Don’t get me wrong, I needed to know and hear that Jesus has my back. I’m sure He does but it just doesn’t feel like it most days. Mr. Preacher man made a point of that as well – life is hard, it sucks, it downright stinks (my words again) but take heart, Jesus is with us.  I agree, I know but I don’t like it – I really don’t like it.  

Life does suck and it doesn’t always feel heavenly – mainly because of the hum drum of life … Jesus has my back as I do the laundry I detest because my forty something husband is fine with me doing it and wearing dirty clothes. Yep, Jesus has my back. My thoughts did trail off to my Monday morning, corporate america job that I thoroughly enjoy just to have the reward of money magically appearing in my bank account on Friday to pay bills for stuff I could care less about. 

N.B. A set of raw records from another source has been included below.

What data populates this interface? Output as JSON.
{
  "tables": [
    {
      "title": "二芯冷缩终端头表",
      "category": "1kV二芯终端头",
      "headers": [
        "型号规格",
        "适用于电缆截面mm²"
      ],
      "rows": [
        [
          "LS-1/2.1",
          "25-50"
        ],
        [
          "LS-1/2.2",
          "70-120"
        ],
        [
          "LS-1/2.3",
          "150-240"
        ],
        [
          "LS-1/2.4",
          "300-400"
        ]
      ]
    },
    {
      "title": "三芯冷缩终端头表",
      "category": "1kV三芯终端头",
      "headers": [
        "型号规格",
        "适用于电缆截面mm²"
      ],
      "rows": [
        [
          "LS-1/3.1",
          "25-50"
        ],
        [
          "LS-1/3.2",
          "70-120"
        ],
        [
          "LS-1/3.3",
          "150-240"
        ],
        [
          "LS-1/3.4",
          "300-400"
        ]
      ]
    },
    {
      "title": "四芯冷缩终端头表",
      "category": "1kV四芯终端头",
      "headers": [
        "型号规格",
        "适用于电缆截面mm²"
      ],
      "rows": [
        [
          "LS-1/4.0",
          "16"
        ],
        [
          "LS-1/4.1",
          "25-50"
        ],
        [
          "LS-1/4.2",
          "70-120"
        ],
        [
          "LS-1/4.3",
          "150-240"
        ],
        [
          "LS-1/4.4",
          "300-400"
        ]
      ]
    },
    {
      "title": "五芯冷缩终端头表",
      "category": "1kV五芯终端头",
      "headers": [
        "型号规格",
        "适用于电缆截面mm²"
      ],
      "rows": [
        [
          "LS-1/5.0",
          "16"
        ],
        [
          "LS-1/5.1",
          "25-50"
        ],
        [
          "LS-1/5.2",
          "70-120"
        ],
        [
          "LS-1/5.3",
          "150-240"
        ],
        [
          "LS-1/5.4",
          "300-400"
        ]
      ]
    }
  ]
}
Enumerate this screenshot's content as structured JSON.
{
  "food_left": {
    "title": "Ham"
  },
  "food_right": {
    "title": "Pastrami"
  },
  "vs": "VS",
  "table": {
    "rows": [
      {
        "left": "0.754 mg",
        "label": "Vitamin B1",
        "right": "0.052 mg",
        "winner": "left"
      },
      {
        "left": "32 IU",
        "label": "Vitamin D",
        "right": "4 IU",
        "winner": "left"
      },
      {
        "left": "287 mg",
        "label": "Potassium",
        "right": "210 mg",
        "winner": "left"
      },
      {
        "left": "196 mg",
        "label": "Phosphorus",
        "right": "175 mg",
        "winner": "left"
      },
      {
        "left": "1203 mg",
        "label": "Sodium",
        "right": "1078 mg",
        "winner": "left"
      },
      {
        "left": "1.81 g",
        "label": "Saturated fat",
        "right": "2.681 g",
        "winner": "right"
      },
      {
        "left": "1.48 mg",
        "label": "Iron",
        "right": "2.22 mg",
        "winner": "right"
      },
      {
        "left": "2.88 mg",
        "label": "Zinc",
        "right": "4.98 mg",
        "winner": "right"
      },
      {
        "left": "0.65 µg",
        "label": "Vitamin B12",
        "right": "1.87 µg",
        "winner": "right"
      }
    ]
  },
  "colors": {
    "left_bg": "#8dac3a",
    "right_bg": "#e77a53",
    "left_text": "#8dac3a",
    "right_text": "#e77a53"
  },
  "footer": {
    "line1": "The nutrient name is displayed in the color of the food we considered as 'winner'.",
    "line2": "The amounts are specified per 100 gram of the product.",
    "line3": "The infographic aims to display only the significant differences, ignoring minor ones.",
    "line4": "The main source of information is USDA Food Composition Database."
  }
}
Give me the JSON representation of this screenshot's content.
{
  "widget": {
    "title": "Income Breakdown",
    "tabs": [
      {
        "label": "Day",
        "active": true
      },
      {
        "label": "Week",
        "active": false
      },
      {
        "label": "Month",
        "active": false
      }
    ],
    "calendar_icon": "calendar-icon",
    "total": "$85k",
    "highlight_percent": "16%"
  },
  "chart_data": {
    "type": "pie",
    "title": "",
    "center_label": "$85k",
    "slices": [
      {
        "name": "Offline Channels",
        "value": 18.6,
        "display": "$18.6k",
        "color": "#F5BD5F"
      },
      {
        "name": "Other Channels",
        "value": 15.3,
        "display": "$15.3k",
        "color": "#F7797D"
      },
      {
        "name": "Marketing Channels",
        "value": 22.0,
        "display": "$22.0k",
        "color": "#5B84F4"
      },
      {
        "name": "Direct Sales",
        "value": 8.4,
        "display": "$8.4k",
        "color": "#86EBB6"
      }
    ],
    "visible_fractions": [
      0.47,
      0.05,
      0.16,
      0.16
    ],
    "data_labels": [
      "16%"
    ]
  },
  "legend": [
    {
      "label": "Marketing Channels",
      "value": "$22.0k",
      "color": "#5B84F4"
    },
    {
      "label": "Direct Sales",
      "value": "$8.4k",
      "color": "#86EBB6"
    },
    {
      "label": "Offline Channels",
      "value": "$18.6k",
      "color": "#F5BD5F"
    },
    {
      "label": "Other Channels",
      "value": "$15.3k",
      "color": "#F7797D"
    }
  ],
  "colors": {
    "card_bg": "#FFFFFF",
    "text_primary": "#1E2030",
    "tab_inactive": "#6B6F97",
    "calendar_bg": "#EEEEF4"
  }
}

Corporate job … does Jesus have my back there? I hope so, I definitely need it then more than laundry day. I need Jesus to have more than my back on Monday morning – He needs to have my mouth, my attitude, my eyeballs, all of me because if He doesn’t have my mouth – oh, how I’d love to go off on Mr. Moody Director who loves to show his attitude depending upon the audience.  If Jesus doesn’t have my attitude – oh, I’d go black crazy in the middle of the meeting telling everybody their place while jerking my neck and throwing things.  My eyeballs? Jesus needs to have those so I don’t roll them every time somebody says something and my inner me is screaming ‘seriously!?’.  Yep, Jesus needs to have more than my back.

Church vs the local bar.

I understand why some people use their local bar as their church.  I’m in with that crowd (not really, I don’t go to the local bar but now that I think about it…), only if it included God’s wisdom otherwise known as the bible. You are not judged in a bar – you are on the same field as everybody else. Everybody there knows you are hurting, life is hard, and they just are happy sitting sharing a drink with you while you vent, cry on their shoulder, or laugh about the simple madness of it all.  Oh, you will get hit on, you will get lied to, you will get the bill sometimes – but you know it, you expect it.  In church – you get hit on in a different way, you get lied to as well, and you get the bill subtly.

I wonder what Jesus thinks of our church? Would he come to the Southern Baptist Church I went to this morning? All dressed up? Vested suit? Shoes all spiffed and shined up? Or would He go to the local bar.

I think we both know the answer to that one.